La Forge could hear a faint sparkling whine, but it took him a while to work out where it was coming from. He slid down the metal steps to the floor of the Intrepid’s engine room in search of the source, and tracked it down to a deck panel. His cybernetic eyes could make out a flare of familiar energy through the floor plate.
“What is it, Geordi?” Scotty asked.
La Forge knelt and levered up the floor plate. A silver rain of transporter energy was moving along a power conduit, consuming the dull and near-fossilized material, and leaving gleaming new connections behind. “You’re right. Carolan is a magician with a transporter.” Everyone in the room grinned enthusiastically, and even Vol flushed a pale gold.
By evening Vol was a thundery gray, and was using two tentacles to hold the inspection hatch apart, while a smaller pair tested the fit of some parts inside. “Well, this is a right pickle, innit Guv?”
Scotty tried to peer past him. “That it is, but I’m sure Mister Rasmussen here will be able to advise and assist.”
“Anything I can do to help,” Rasmussen said brightly.
“Can you tell us anything about this dilithium chamber?”
“I already said I was only a civilian. This sort of thing was classified.” He paused. “Now that the connector web has been replaced I don’t see any reason why you can’t switch it on.” He hes
itated. “Oh, maybe one reason. They used dilithium, even back then.”
“Tell me another,” Vol grumbled.
“Actually that is the reason. Your—I mean our—twenty-fourth-century dilithium is much purer and better refined. It may be allowing the system to overload.”
That sounded sensible enough to Scotty. It would be like trying to drink pure ethanol instead of neat—but diluted at the distillery—Scotch. “He could have a point, Vol. If you put rocket fuel in an ancient internal combustion engine, what would happen?”
“Flame out?”
“Aye.”
“So you’re telling me we need some rubbish dilithium,” Vol said dubiously.
“Aye. And since there’s not enough left of Intrepid’s own supply, we’ll have to make some of that as well.” Scotty ran a thumb through his mustache as he thought. “We can’t just replicate dilithium, but if we run some of our reserves through a transporter buffer and purposely allow the pattern to degrade, say by . . .” He turned to Rasmussen. “How pure was dilithium back in your day? In mine it was refined to 99.25% but it must have been more impure before.”
“I haven’t a clue,” Rasmussen admitted. “Never worked with the stuff. But I imagine you have historical files with all those handy-dandy details.”
“We do,” Brahms said.
“I think it would be wiser if Geordi and Leah looked into this downgrade,” Scotty said decisively. “You two go back to Challenger and give me dilithium of the appropriate impurity. Then get down to engineering so you can keep an eye on the power we’ll need to transfer to this warp core.”

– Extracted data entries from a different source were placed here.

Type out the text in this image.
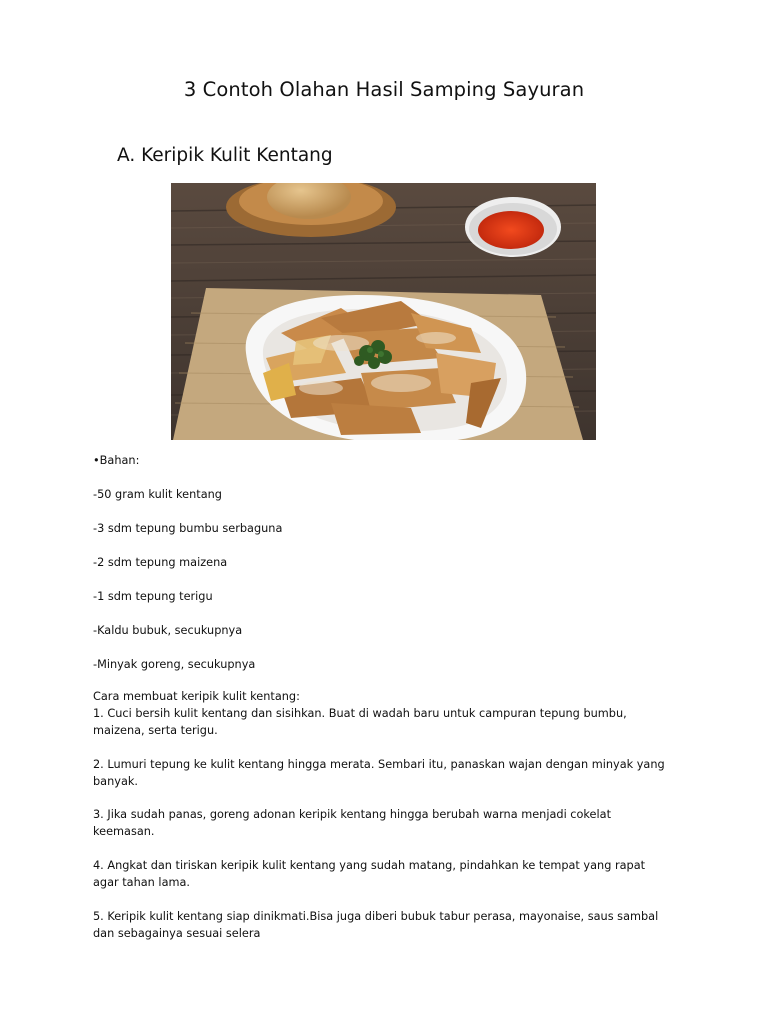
3 Contoh Olahan Hasil Samping Sayuran
A. Keripik Kulit Kentang
•Bahan:
-50 gram kulit kentang
-3 sdm tepung bumbu serbaguna
-2 sdm tepung maizena
-1 sdm tepung terigu
-Kaldu bubuk, secukupnya
-Minyak goreng, secukupnya
Cara membuat keripik kulit kentang:
1. Cuci bersih kulit kentang dan sisihkan. Buat di wadah baru untuk campuran tepung bumbu,
maizena, serta terigu.
2. Lumuri tepung ke kulit kentang hingga merata. Sembari itu, panaskan wajan dengan minyak yang
banyak.
3. Jika sudah panas, goreng adonan keripik kentang hingga berubah warna menjadi cokelat
keemasan.
4. Angkat dan tiriskan keripik kulit kentang yang sudah matang, pindahkan ke tempat yang rapat
agar tahan lama.
5. Keripik kulit kentang siap dinikmati.Bisa juga diberi bubuk tabur perasa, mayonaise, saus sambal
dan sebagainya sesuai selera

“A jump-start?” Rasmussen commented appreciatively. “Nice.”
La Forge tapped his combadge. “La Forge to Ente—Challenger. Two to beam over.”
Brahms and La Forge materialized on the Challenger’s transporter pad, and nodded to the ensign on duty. “I think this should work,” La Forge was saying. “We direct suitable energy directly into the Intrepid’s power distribution system, and her own warp core should be able to take over pretty quickly.”